More On Gold And Inflation Expectations

A lot of widely held beliefs associated with the financial markets and the economy are in conflict with the historical record and/or logic. One that I have addressed many times in the past (most recently here) is the belief that gold tends to be relatively strong when inflation expectations are rising.

Rising inflation expectations eventually could transform into a collapse in monetary/economic confidence, at which point gold would exhibit extreme relative strength. However, the run-of-the-mill increases in inflation expectations that occurred over the past few decades generally led to weakness in gold relative to the basket of commodities represented by the S&P Spot Commodity Index (GNX).

Here’s an update of the chart I have presented in previous blog posts that illustrates the relationship mentioned above. The chart shows a strong positive correlation over the past four years between the GNX/gold ratio and RINF, an ETF designed to move in the same direction as the expected CPI. That is, the chart shows that a broad basket of commodities tended to outperform gold during periods when inflation expectations were rising and underperform gold during periods when inflation expectations were falling.


As an aside, related to the above chart is the following chart comparing the commodity/gold (GNX/gold) ratio with the yield on the 10-year Treasury Note (TNX).
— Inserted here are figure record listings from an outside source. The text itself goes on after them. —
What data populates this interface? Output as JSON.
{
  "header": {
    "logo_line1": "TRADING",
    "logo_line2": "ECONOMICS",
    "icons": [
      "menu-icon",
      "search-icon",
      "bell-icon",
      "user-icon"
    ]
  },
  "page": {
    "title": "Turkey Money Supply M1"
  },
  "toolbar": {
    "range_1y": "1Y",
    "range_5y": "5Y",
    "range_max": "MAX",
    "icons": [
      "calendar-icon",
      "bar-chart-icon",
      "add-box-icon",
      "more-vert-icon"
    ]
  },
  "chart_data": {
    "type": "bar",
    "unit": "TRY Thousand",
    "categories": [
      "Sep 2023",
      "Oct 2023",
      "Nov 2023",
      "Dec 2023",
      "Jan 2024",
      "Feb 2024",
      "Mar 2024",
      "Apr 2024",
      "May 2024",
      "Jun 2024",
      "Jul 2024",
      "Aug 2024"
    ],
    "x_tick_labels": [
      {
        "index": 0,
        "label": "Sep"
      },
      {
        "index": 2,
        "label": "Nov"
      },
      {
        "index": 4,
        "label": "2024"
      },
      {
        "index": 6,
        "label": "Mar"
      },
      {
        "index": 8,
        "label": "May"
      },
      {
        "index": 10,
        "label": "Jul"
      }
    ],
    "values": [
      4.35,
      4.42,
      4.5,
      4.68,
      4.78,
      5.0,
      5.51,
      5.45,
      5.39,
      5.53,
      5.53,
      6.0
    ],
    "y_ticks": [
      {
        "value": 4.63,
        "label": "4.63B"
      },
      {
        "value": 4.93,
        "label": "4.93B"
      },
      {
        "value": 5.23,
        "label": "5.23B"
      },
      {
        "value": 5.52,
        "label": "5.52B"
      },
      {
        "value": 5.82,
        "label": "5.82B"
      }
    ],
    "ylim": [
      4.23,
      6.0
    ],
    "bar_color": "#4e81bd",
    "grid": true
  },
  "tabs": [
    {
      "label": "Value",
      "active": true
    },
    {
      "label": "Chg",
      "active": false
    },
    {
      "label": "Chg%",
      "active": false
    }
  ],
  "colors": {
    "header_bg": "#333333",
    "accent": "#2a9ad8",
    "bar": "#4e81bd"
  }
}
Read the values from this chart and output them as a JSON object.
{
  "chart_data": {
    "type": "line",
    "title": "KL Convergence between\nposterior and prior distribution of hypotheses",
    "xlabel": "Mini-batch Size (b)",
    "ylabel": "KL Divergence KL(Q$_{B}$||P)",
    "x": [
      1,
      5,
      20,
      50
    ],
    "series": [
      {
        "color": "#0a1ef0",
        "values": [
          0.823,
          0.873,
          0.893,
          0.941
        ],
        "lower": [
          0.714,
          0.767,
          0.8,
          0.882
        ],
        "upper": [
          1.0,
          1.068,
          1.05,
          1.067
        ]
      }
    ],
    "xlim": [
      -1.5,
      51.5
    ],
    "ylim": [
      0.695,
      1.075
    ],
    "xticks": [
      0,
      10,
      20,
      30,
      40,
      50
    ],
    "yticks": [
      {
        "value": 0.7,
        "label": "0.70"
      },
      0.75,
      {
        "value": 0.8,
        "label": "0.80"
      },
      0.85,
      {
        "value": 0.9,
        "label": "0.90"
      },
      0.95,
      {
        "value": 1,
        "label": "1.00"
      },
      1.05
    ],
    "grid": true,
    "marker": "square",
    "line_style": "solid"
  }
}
Given the positive correlation between the commodity/gold ratio and inflation expectations, it isn’t surprising that there is a positive correlation between the commodity/gold ratio and the 10-year interest rate.


This year, inflation expectations bottomed in March and then trended higher. That’s the main reason why, in TSI commentaries over the past seven months and especially over the past two months, I have written that it was appropriate to favor industrial commodities over gold.

I currently expect the rising inflation expectations trend to continue for another 2-3 quarters. This means that I expect continued outperformance by industrial commodities for another 2-3 quarters, of course with corrections along the way. A correction (a period of relative strength in the gold price) actually could begin soon, partly because the gold price is now stretched to the downside while the prices of commodities such as copper, zinc, oil and iron-ore are stretched to the upside.